La nuit tombe sur Kigali. Nous payons nos consommations au bar et accompagnons Vestine jusqu'à sa moto stationnée au bord de la route. Elle parle alors de ses enfants qu’elle éduque selon l’idée que chaque métier est ouvert à tous : «Il ne faut pas avoir peur de se lancer dans une activité qui nous plaît vraiment, peu importe ce que les gens en pensent». La jeune femme m'explique enfin qu’elle n’a pas vraiment eu le choix de s’imposer dans ce monde d’hommes : «J’ai dû trouver une solution pour faire face à des impératifs économiques depuis le décès de mon mari en 2007». Pari réussi. A noter qu'au «Pays des Mille Collines», nombreuses sont les femmes qui sont seules pour éduquer leurs enfants et pour faire vivre leurs familles. L’initiative individuelle est dès lors infiniment respectée. Car le pays, pour avancer, a besoin de personnalités entrepreneuses et porteuses de renouveau, de création et d’espoir. Des modèles neufs qui façonnent, même à petite échelle, le Rwanda de demain.


Lorsque je la remercie de l'entretien, Vestine a déjà enjambé sa motocyclette colorée. Son travail l'attend. Elle me donne encore son numéro de téléphone et me lance : «N’hésite pas à m’appeler lorsque tu as besoin d’un taxi et donne mon numéro à tes amis aussi !»

Photo © Joëlle Rebetez - 2014 / Les routes de Kigali n'ont plus de secrets pour Vestine, conductrice professionnelle de taxi-moto.

 

A l'imprimerie

 

Lorsqu’on séjourne à Kigali pour affaires et qu’on est amené-e à nouer de nombreux contacts, impossible de déambuler sans un laptop sous le bras, un smartphone à portée de main et surtout, sans un paquet de cartes de visite à dégainer dès que l’occasion se présente. "Sans carte de visite, tu ne fais rien" m’avait-on prévenue dès mon arrivée.
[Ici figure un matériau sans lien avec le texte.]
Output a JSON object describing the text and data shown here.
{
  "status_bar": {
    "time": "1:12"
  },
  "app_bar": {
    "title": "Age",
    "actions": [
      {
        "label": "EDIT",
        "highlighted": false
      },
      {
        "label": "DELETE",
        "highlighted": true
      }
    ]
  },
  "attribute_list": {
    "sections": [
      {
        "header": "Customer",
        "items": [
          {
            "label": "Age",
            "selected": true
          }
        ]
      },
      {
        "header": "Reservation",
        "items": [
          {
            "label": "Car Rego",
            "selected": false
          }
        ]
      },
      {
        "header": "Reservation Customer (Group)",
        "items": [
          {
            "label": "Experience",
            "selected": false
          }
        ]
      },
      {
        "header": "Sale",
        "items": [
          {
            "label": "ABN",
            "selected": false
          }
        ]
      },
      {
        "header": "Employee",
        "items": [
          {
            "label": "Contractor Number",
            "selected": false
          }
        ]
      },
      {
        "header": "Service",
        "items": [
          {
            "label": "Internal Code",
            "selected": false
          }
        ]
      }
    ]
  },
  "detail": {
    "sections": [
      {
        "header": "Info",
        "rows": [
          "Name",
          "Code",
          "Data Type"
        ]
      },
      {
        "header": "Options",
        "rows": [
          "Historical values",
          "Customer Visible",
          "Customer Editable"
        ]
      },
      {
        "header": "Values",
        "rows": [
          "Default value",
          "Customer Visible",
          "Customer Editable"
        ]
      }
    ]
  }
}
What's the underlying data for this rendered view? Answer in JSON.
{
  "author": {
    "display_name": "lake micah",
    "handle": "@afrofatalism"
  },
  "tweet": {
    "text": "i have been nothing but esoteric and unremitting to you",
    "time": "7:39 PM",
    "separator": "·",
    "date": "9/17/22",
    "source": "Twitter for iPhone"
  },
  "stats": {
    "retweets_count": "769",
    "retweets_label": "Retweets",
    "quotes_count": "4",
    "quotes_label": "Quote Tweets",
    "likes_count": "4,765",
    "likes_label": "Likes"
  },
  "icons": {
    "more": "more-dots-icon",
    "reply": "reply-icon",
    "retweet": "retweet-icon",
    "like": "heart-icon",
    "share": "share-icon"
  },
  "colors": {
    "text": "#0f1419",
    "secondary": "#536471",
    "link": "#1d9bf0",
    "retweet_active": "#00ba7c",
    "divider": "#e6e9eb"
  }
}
Et moi d’être équipée d’un ordinateur portable flambant neuf, de deux téléphones, d’un agenda, de plusieurs bloc-notes mais rien qui ne se rapproche d’une business card. Ce constat posé, me voilà scotchée plusieurs heures à l’écran de mon ordinateur afin de créer une identité professionnelle. Puis en route vers l'imprimerie.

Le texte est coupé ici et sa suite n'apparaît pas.